[Paper] On-Policy Context Distillation for Language Models

Published: 2 months ago (February 12, 2026 at 01:58 PM EST)

5 min read

Source: arXiv

Source: arXiv - 2602.12275v1

Overview

The paper introduces On‑Policy Context Distillation (OPCD), a new way to teach language models to “remember” useful knowledge that they normally only see in the prompt. By letting a model learn from its own generated outputs while being guided by a teacher that has access to richer context, OPCD lets smaller or less‑trained models internalize both factual and procedural know‑how without sacrificing their ability to handle novel inputs.

Key Contributions

On‑Policy Distillation for LMs – Merges the classic on‑policy RL distillation idea with context‑based teaching, training the student on its own trajectories rather than static datasets.
Reverse KL Objective – Uses a reverse Kullback‑Leibler loss to align the student’s distribution with a context‑conditioned teacher, encouraging the student to adopt the teacher’s “thought process.”
Experiential Knowledge Distillation – Shows how models can extract and consolidate reusable knowledge from their own past solution traces (e.g., previous math steps, game moves).
System Prompt Distillation – Demonstrates that optimized prompts (often hand‑crafted or discovered via prompt‑engineering) can be baked into the model weights, removing the need for external prompting at inference time.
Cross‑Size Distillation – Validates that a compact student can inherit experiential knowledge from a much larger teacher, enabling efficient model deployment.
Broad Empirical Coverage – Benchmarks across mathematical reasoning, text‑based games, and domain‑specific tasks, consistently beating strong baselines while preserving out‑of‑distribution (OOD) performance.

Methodology

Teacher & Student Setup – The teacher model receives the full context (e.g., a prompt plus any external knowledge) and generates a probability distribution over the next token.
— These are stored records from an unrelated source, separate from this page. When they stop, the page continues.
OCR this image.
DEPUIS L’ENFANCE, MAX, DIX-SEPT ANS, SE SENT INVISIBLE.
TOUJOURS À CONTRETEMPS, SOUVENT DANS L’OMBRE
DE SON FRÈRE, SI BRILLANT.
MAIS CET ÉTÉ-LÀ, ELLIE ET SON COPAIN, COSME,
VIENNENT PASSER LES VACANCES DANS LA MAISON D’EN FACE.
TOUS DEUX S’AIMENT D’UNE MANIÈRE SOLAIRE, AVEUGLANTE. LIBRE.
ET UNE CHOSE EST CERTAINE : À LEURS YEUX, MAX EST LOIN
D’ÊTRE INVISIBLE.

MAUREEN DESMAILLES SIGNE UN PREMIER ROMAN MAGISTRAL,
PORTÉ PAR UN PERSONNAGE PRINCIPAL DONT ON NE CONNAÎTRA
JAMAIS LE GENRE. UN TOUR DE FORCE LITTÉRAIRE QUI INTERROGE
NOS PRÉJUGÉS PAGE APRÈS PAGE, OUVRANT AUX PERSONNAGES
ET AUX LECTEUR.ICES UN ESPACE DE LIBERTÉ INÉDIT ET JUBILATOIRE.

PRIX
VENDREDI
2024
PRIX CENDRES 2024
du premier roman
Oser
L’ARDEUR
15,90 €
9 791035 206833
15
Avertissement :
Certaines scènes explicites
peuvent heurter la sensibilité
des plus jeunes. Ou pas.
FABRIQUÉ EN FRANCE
The student only sees the prompt (no extra context).
On‑Policy Trajectory Generation – The student samples its own output sequences (its “policy”) on the training data. These self‑generated trajectories become the training examples.
Reverse KL Distillation – For each student‑generated token, the loss is the reverse KL divergence KL(teacher || student). This pushes the student to increase probability mass on tokens the teacher deems likely, effectively teaching the student to mimic the teacher’s reasoning given the missing context.
Iterative Refinement – The process repeats: the student improves, generates better trajectories, and the teacher (fixed or slowly updated) continues to provide the contextual guidance.
Applications –
- Experiential Knowledge: The teacher is a version of the model that has access to its own historical solution traces; the student learns to embed those traces into its parameters.
- System Prompt: The teacher is prompted with an engineered prompt that yields desirable behavior; the student learns to reproduce that behavior without the prompt.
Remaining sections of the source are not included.